しかし、表面利回りだけを頼りに判断してしまうと、想像していたほど手元にお金が残らないという結果になりかねません。
そこで重要になるのが、実際の収益性に近い姿を映し出す実質利回りです。
本稿では、表面利回りと実質利回りの違いを整理しながら、収益物件の正しい見方をわかりやすく解説します。
これから収益物件の購入を検討している初心者から中級者の方まで、数字に苦手意識がある場合でも理解しやすいよう、計算式の考え方やチェックすべきポイントを丁寧に取り上げます。
利回りの見方を身につけることで、広告の数字に振り回されず、自分の基準で投資判断ができるようになりましょう。

表面利回り・実質利回りの基礎知識

不動産投資における利回りは、投資した金額に対してどれくらいの収益が見込めるかを示す重要な指標です。
なかでも、表面利回りと実質利回りは、収益物件を検討する際によく用いられます。
表面利回りは、年間家賃収入を物件価格で割って算出する、比較的シンプルな収益の目安です。
一方で、実質利回りは購入時の諸費用や運用中の経費を考慮し、より現実に近い収益性を把握するための指標です。

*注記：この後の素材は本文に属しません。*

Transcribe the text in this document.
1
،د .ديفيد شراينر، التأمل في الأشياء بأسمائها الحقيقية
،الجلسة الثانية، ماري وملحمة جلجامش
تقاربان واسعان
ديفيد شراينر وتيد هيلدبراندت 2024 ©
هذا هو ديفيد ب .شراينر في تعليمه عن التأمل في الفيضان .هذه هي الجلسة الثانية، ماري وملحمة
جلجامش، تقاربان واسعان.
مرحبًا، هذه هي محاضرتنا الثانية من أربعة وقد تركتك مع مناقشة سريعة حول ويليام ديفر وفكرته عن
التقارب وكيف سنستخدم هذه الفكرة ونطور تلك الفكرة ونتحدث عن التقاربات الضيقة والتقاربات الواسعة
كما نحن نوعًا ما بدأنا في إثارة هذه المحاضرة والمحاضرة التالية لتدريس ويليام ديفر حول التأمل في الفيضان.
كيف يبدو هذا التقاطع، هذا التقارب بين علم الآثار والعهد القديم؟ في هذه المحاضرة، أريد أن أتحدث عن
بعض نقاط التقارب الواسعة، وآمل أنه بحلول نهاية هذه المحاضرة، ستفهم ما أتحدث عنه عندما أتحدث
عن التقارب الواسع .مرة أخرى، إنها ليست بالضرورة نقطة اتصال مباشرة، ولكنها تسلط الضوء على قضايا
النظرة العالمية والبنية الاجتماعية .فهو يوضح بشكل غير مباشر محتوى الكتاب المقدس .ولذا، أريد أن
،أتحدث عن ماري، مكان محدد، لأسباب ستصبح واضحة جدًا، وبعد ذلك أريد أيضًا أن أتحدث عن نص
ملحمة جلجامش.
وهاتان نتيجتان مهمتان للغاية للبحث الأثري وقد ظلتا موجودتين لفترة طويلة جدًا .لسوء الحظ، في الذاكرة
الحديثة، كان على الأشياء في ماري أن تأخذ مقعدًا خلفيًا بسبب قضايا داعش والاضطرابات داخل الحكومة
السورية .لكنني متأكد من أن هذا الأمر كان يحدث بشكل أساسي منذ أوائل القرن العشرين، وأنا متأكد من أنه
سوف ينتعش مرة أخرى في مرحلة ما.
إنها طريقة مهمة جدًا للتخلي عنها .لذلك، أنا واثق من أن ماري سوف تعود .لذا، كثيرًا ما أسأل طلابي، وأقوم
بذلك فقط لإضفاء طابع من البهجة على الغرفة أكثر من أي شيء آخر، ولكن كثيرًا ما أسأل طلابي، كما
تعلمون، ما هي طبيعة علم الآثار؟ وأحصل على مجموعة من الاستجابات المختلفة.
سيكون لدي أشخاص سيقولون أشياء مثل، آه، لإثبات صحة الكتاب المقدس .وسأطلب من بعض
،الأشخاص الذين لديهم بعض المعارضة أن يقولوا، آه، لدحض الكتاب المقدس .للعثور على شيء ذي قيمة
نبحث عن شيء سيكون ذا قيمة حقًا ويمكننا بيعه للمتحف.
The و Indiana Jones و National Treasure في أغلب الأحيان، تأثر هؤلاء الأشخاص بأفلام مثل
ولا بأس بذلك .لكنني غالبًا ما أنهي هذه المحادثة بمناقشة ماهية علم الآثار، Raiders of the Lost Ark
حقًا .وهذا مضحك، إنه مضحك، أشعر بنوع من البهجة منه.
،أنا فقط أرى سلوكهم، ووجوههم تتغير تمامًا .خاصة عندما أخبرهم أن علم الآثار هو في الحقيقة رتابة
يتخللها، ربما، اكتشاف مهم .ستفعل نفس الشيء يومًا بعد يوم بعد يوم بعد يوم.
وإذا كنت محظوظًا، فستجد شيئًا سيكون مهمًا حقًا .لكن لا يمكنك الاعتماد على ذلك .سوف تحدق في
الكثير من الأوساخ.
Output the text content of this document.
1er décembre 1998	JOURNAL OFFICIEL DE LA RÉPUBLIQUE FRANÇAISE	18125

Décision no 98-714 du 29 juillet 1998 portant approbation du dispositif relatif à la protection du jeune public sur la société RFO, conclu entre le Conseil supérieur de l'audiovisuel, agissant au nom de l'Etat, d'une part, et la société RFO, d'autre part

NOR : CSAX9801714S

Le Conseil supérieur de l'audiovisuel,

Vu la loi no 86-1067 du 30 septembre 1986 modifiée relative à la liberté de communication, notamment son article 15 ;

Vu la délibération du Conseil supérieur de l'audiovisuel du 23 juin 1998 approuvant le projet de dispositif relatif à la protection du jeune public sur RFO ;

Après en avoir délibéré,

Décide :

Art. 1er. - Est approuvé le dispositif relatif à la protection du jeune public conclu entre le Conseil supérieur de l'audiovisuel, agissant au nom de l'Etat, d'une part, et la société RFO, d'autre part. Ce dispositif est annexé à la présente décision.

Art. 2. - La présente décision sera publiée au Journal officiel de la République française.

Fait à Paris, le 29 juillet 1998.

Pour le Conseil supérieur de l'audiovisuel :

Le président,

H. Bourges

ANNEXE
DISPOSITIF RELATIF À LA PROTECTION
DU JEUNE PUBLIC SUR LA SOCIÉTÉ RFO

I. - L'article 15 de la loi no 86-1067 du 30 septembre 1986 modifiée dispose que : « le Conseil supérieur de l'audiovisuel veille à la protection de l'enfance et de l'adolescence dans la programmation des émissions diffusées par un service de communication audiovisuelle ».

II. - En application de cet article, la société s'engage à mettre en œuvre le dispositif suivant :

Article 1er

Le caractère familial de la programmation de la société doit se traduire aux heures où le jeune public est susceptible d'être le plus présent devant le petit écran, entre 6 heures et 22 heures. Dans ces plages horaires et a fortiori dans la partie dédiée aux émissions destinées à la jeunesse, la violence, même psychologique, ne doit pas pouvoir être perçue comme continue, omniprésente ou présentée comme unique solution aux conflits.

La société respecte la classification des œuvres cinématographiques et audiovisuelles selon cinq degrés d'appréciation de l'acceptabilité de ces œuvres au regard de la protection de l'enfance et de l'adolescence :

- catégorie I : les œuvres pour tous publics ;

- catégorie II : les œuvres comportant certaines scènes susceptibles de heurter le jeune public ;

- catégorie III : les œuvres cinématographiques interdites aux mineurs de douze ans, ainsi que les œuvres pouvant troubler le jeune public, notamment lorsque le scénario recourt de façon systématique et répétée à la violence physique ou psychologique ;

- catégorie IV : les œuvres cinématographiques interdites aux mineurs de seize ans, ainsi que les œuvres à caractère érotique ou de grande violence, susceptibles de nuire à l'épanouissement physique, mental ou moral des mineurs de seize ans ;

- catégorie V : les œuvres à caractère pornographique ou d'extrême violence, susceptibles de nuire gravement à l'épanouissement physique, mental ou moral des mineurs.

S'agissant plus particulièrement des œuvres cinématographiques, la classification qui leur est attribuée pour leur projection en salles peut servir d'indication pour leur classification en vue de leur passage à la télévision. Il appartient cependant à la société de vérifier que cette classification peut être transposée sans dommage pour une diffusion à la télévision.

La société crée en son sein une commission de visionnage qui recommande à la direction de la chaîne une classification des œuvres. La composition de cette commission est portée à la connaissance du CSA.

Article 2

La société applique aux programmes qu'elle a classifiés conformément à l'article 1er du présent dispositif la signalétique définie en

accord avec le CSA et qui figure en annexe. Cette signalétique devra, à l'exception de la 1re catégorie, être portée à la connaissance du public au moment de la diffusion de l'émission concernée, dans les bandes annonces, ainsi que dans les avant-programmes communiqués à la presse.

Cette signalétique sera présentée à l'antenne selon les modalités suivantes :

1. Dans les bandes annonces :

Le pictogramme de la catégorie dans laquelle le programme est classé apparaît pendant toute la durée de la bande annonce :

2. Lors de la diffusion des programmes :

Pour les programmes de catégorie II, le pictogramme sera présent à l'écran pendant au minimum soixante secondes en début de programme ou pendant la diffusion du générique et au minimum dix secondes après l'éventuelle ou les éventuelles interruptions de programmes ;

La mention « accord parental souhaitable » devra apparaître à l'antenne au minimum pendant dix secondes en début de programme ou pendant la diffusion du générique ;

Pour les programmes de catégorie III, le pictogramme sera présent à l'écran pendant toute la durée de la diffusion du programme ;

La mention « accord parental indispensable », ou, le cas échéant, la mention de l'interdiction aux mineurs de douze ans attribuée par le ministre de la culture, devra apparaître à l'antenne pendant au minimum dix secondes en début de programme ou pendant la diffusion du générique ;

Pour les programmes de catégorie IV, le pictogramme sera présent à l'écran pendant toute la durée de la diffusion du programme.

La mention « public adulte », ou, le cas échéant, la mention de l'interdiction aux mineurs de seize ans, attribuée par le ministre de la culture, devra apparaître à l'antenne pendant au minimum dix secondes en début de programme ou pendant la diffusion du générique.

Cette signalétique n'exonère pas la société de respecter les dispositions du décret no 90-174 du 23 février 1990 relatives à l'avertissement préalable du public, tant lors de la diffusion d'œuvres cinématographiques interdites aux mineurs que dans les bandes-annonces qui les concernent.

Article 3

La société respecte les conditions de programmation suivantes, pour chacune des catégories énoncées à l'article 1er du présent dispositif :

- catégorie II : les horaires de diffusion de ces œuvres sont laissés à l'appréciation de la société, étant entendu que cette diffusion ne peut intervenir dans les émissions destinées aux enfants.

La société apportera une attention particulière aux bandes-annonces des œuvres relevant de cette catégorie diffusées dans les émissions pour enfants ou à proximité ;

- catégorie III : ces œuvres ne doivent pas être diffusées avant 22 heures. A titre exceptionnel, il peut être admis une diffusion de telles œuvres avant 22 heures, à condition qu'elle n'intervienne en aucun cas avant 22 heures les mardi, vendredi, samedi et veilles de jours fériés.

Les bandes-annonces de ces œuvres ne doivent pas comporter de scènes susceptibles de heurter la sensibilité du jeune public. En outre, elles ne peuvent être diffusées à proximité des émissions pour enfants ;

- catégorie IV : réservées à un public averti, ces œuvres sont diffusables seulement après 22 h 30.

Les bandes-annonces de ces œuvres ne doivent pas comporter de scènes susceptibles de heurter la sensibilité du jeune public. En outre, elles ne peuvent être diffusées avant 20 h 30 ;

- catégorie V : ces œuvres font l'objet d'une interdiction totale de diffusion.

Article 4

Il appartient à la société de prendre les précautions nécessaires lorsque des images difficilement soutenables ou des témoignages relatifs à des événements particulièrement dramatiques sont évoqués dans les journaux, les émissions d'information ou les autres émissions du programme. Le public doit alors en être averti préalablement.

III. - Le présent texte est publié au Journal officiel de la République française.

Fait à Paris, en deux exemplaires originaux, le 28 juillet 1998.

まず表面利回りは、広告や販売図面などで広く使われる基礎的な利回りの考え方です。
年間家賃収入を物件価格で割り、投資額に対する収益の割合を簡易的に示します。
ただし、管理費や修繕費、税金などの支出は一切考慮していないため、「見かけ上の利回り」として位置づけられます。
そのため、表面利回りだけを見て投資判断を行うと、実際の手取り額とのギャップが生じる可能性があります。

これに対して実質利回りは、物件価格に購入時の諸費用を加えた総投資額を分母とし、年間家賃収入から管理費・修繕費・固定資産税などの運用経費を差し引いた純収益を分子として算出する考え方が一般的です。
同じ物件でも、経費を織り込むことで表面利回りより利回り水準が低くなることが多く、実際に投下資金からどの程度の収益が期待できるかを把握しやすくなります。
このように、両者はいずれも「投資額に対する収益の割合」を示しますが、反映している費用の範囲が異なるため、目的に応じた使い分けが大切です。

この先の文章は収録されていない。